Let’s test it out by using a simple text of your choice. I’m using the following input text:

output = get_hotwords('''Welcome to Medium! Medium is a publishing platform where people can read important, insightful stories on the topics that matter most to them and share ideas with the world.''')

print(output)

I obtained the following result after running the function.

['welcome', 'medium', 'medium', 'publishing', 'platform', 'people', 'important', 'insightful', 'stories', 'topics', 'ideas', 'world']

Remove duplicate items

Note that the function we’ve just written contains duplicate items if it contains the same important keywords inside the input text. In this case, the keyword medium is repeated twice. You can easily remove it via the set function:

output = set(get_hotwords('''Welcome to Medium! Medium is a publishing platform where people can read important, insightful stories on the topics that matter most to them and share ideas with the world.'''))

print(output)

You should be able to get the following output:

{'medium', 'ideas', 'publishing', 'important', 'stories', 'people', 'insightful', 'platform', 'world', 'topics', 'welcome'}

Generate hashtags from keywords

You can easily generate hashtags from keywords by appending the hash symbol at the start of every keyword. The easiest way to do this is to use the list comprehension method. You need to join the resulting list with a space to generate a hashtag string:

output = set(get_hotwords('''Welcome to Medium! Medium is a publishing platform where people can read important, insightful stories on the topics that matter most to them and share ideas with the world.'''))

hashtags = [('#' + x) for x in output]
print(' '.join(hashtags))

The following result will be shown when you run it:

#medium #ideas #publishing #important #stories #people #insightful #platform #world #topics #welcome

Sort by frequency

There may be cases in which the order of the keywords is based on frequency. in that case, you need to sort them based on how frequently the keywords appear — use the Counter module to sort and get the most frequent keywords. TheCounter module has a most_common function that accepts an integer as an input parameter. Remember, you must remove the set function to retain the frequency of each keyword.

output = get_hotwords('''Welcome to Medium! Medium is a publishing platform where people can read important, insightful stories on the topics that matter most to them and share ideas with the world.''')

hashtags = [('#' + x[0]) for x in Counter(output).most_common(5)]

print(' '.join(hashtags))

In these cases, the top five most common hashtags are as follow:

#medium #welcome #publishing #platform #people

3. Conclusion

Let’s recap what we’ve learned today. We started off installing the spaCy module via pip install. Then we downloaded a pre-trained language model. In this case, I downloaded the large version of the English model.

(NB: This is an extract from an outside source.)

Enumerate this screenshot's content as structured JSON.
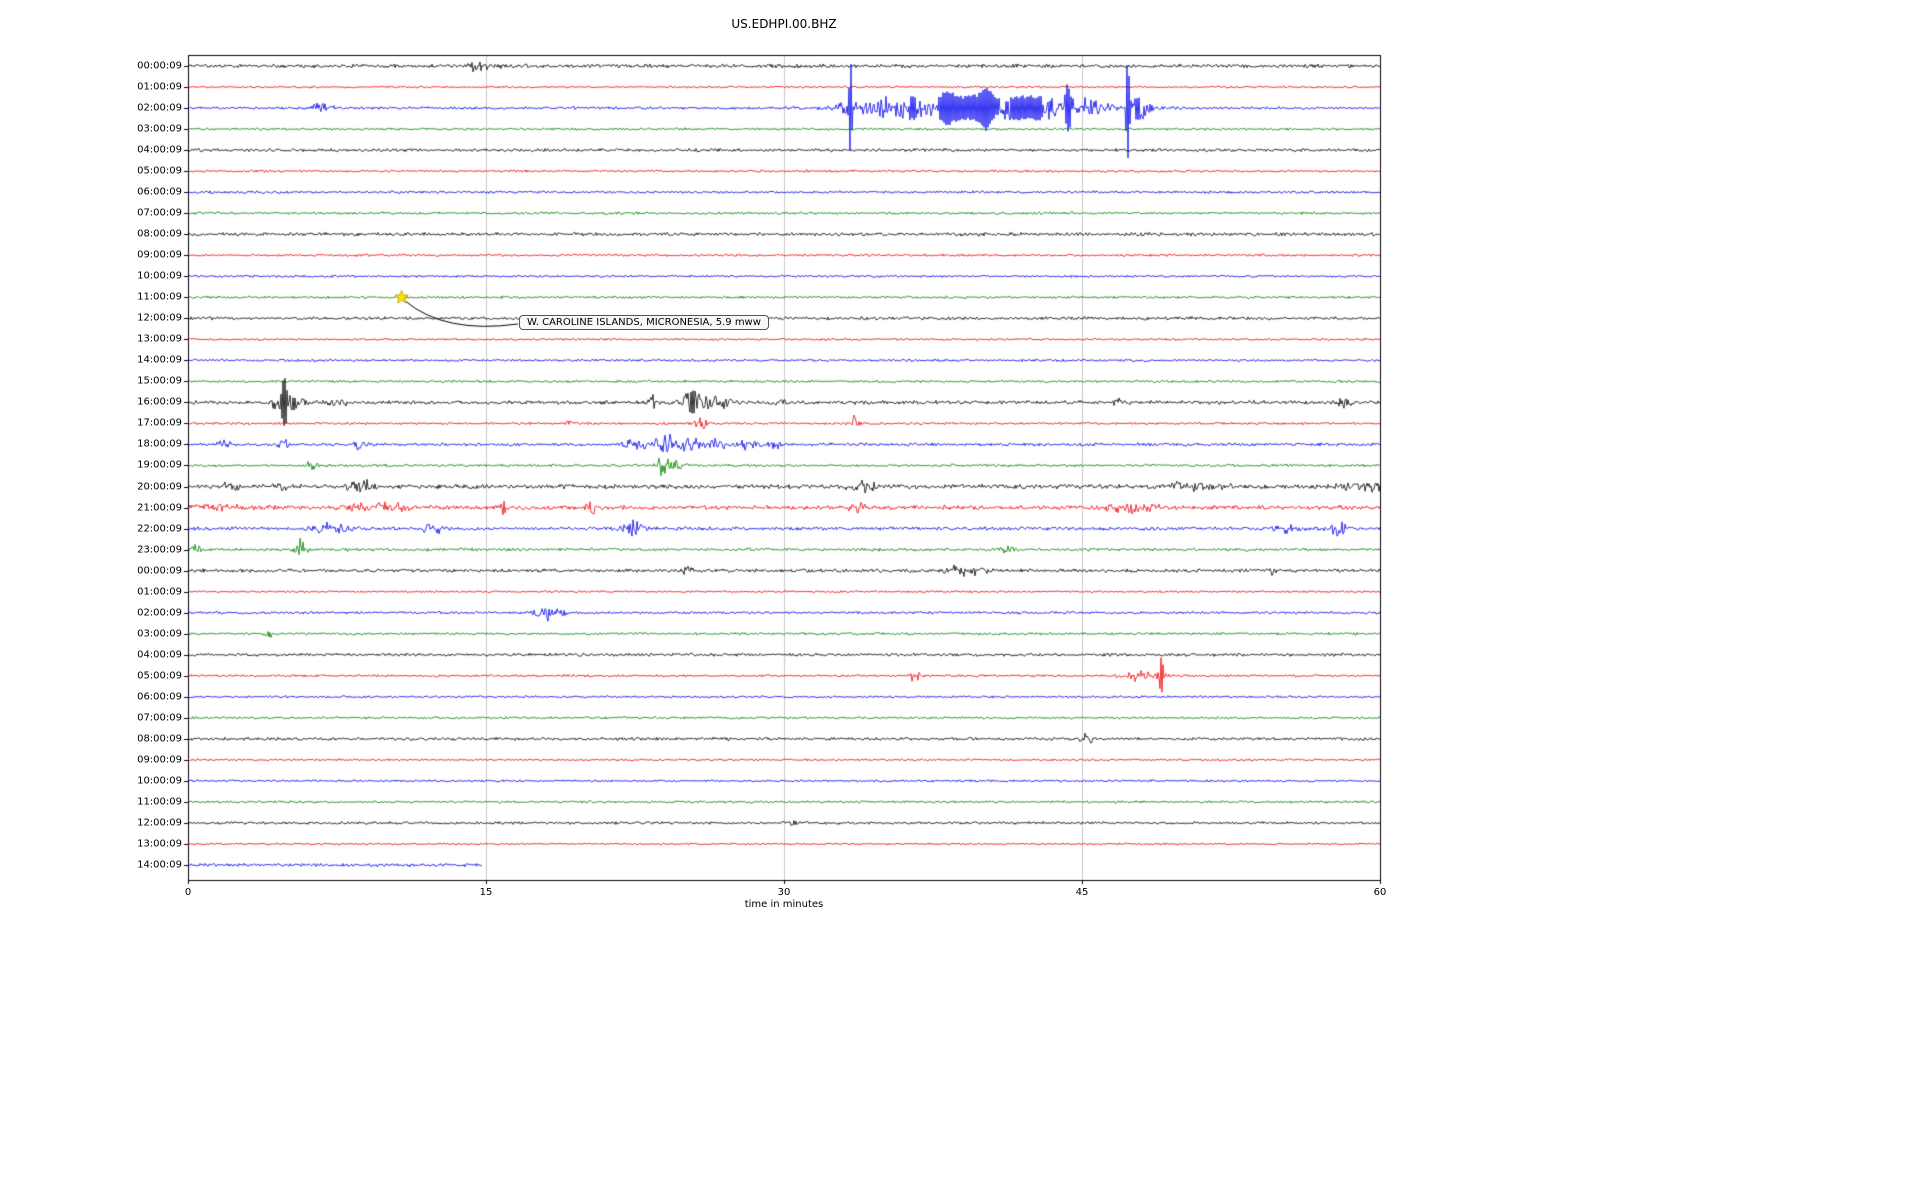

Next, we wrote some simple codes to implement our own keyword extractor. We defined our own hotword function that accepts an input string and outputs a list of keywords. We used the Python built-in set function to remove duplicates from the result. List comprehension is extremely helpful in appending the hash symbol at the front of each keyword to create a hashtags string. Finally, we explored the most_common function in the Counter module to sort the keywords based on frequency.

Thanks for reading and I hope to see you in the next piece!